An article posted in May 2021 by New Scientist has exposed the eccentric ideas of Julian Barbour, a quantum gravity enthusiast and former University of Oxford professor, describing Big Bang not as the origin of time, but as the midpoint from which the universe branches off in opposite directions. However, other theoretical physicists have twisted the hypothesis, as if they were compiling a ‘fossil’ with another instruction manual.
Now, experts from the Perimeter Institute for Theoretical Physics (Canada) and the School of Physics and Astronomy at the University of Manchester (UK) suggest that there was a universe before the Big Bang that behaved like ‘antiuniverso’ known to us, the model that would propose an “elegant and verifiable” explanation for dark matter.
Scientists have been waiting for the article’s approval since 2018, when it was uploaded to the platform arxiv.org. After all stages of review, the manuscript can be read in the journal History of Physics.
For them, we must think about the symmetry that is preserved in the laws of the cosmos. Three in particular must be taken into account: charge, because if the particle is changed by another opposite charge, the same interaction is obtained; parity or award; and time because if the interaction is run backwards it won’t be changed.

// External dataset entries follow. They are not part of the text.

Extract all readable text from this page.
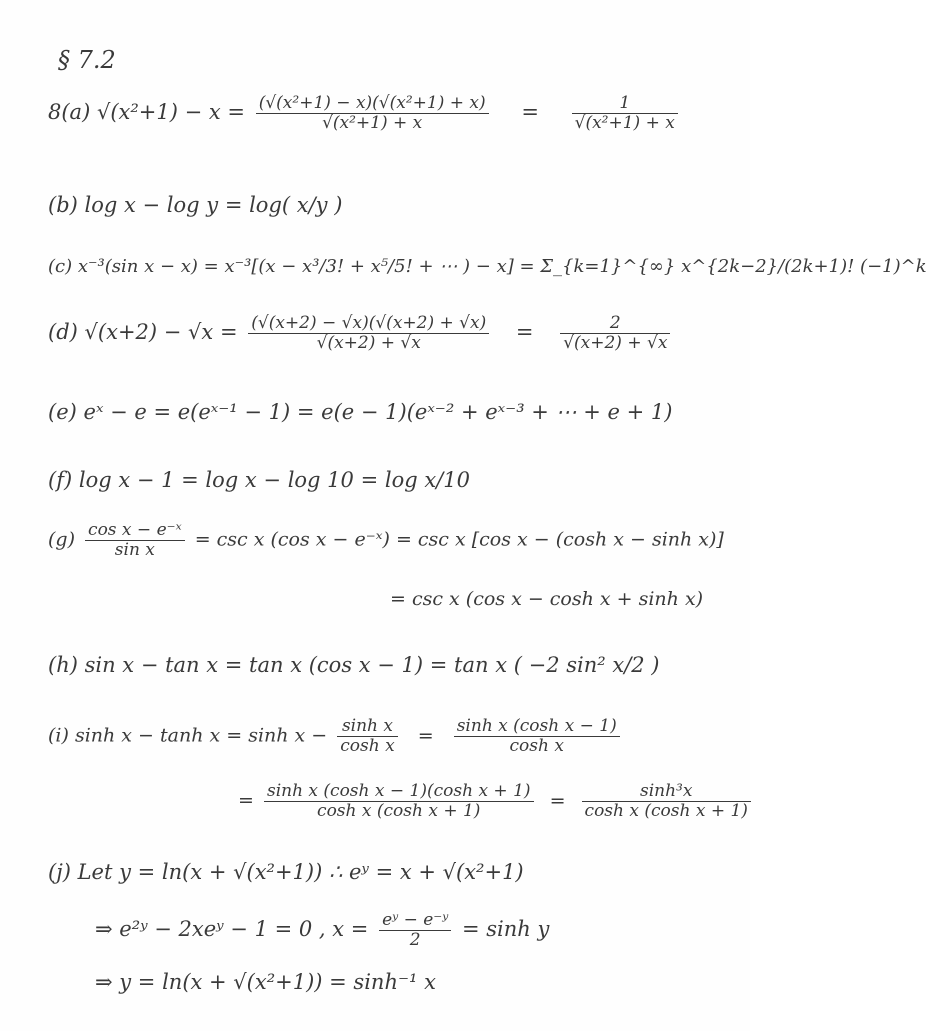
§ 7.2
8(a) $√(x^2+1) - x = \frac{\text{(√(x²+1) − x)(√(x²+1) + x)}}{\text{√(x²+1) + x}} = \frac{1}{\text{√(x²+1) + x}}$
(b) log x − log y = log( x/y )
(c) x⁻³(sin x − x) = x⁻³[(x − x³/3! + x⁵/5! + ⋯ ) − x] = Σ_{k=1}^{∞} x^{2k−2}/(2k+1)! (−1)^k
(d) $√(x+2) - √x = \frac{(√(x+2) - √x)(√(x+2) + √x)}{√(x+2) + √x} = \frac{2}{√(x+2) + √x}$
(e) eˣ − e = e(eˣ⁻¹ − 1) = e(e − 1)(eˣ⁻² + eˣ⁻³ + ⋯ + e + 1)
(f) log x − 1 = log x − log 10 = log x/10
$(g) \frac{\text{cos x − e⁻ˣ}}{\text{sin x}} = \csc x$ (cos x − e⁻ˣ) = csc x [cos x − (cosh x − sinh x)]
= csc x (cos x − cosh x + sinh x)
(h) sin x − tan x = tan x (cos x − 1) = tan x ( −2 sin² x/2 )
(i) $\sinh x - \tanh x = \sinh x - \frac{\text{sinh x}}{\text{cosh x}} = \frac{\text{sinh x (cosh x − 1)}}{\text{cosh x}}$
= $\frac{\text{sinh x (cosh x − 1)(cosh x + 1)}}{\text{cosh x (cosh x + 1)}} = \frac{\text{sinh³x}}{\text{cosh x (cosh x + 1)}}$
(j) Let y = ln(x + √(x²+1)) ∴ eʸ = x + √(x²+1)
⇒ e²ʸ − 2xeʸ − 1 = 0 , $x = \frac{\text{eʸ − e⁻ʸ}}{2} = \sinh y$
⇒ y = ln(x + √(x²+1)) = sinh⁻¹ x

This CPT symmetry—receiving it’s name from the components mentioned above—is called “fundamental” and specialists have yet to identify a breach when observed at the same time in a receding state, a virtue that gives the hypothesis a plausible face.
Then, the view we take of the universe should be incomplete, he will be short of the other half. And here’s what’s interesting.
YOU CAN SEE: They plan to drill the deepest hole on Earth to extract unlimited energy
“The universe before the ‘explosion’ and the universe after the ‘explosion’ can be seen as a universal/antiuniverse pair, emerges directly into the radiation-dominated heat era we observed in the past. This, in turn, leads to a very economical explanation of cosmological dark mattersaid Latham Boyle, Kiera Finn and Neil Turok, three of the study’s authors.
Dark matter, according to NASA’s Space Place, makes up a quarter of the universe, or about 27%.
“Overall, dark energy and dark matter makes up 95% of the universe. That’s almost the entire universe. This means that what we know and understand is only 5%,” said the website.
Even though dark matter interacts with gravity – the effect is seen with movement galaxy—, the same is not the case with electromagnetism, the branch of physics that describes charged particles with electric and magnetic fields.
YOU CAN SEE: Lunar calendar for March 2022: when will there be a full moon and other phases of the month?
The symmetry of the CPT leads us to think of other universes balancing us with opposite charges. But, what implications are inferred from the twin cosmos? Scientists practice several answers.
Although the explanation of the unique universe tells us that there was a period of inflation in which space-time expanded at an accelerated rate during the first moments of its appearance, theoretical physicists believe that this picture is “blurred”, therefore, there is room for something else. current considerations.
On the other hand, if the CPT symmetry is included in the equation, additional neutrinos must be added to the formula for the known cosmos.
That neutrino they are elementary or subatomic particles that spin to the left. In a note to the BBC, Peruvian neutrino physicist Carlos Alberto Argüelles, a researcher at the Massachusetts Institute of Technology (MIT), asserts that these “messengers” provide us with information from sectors that are otherwise impossible to access. “The most abundant in the universe are photons, that is, particles of light. The second is the neutrino,” he added.
Since other types of particles spin in both directions, it would be unreasonable to infer the existence of other neutrinos rotating to the right. And a left-handed person will only be detected by its influence on gravity, much like dark matter!
“Entrepreneur. Internet fanatic. Certified zombie scholar. Friendly troublemaker. Bacon expert.”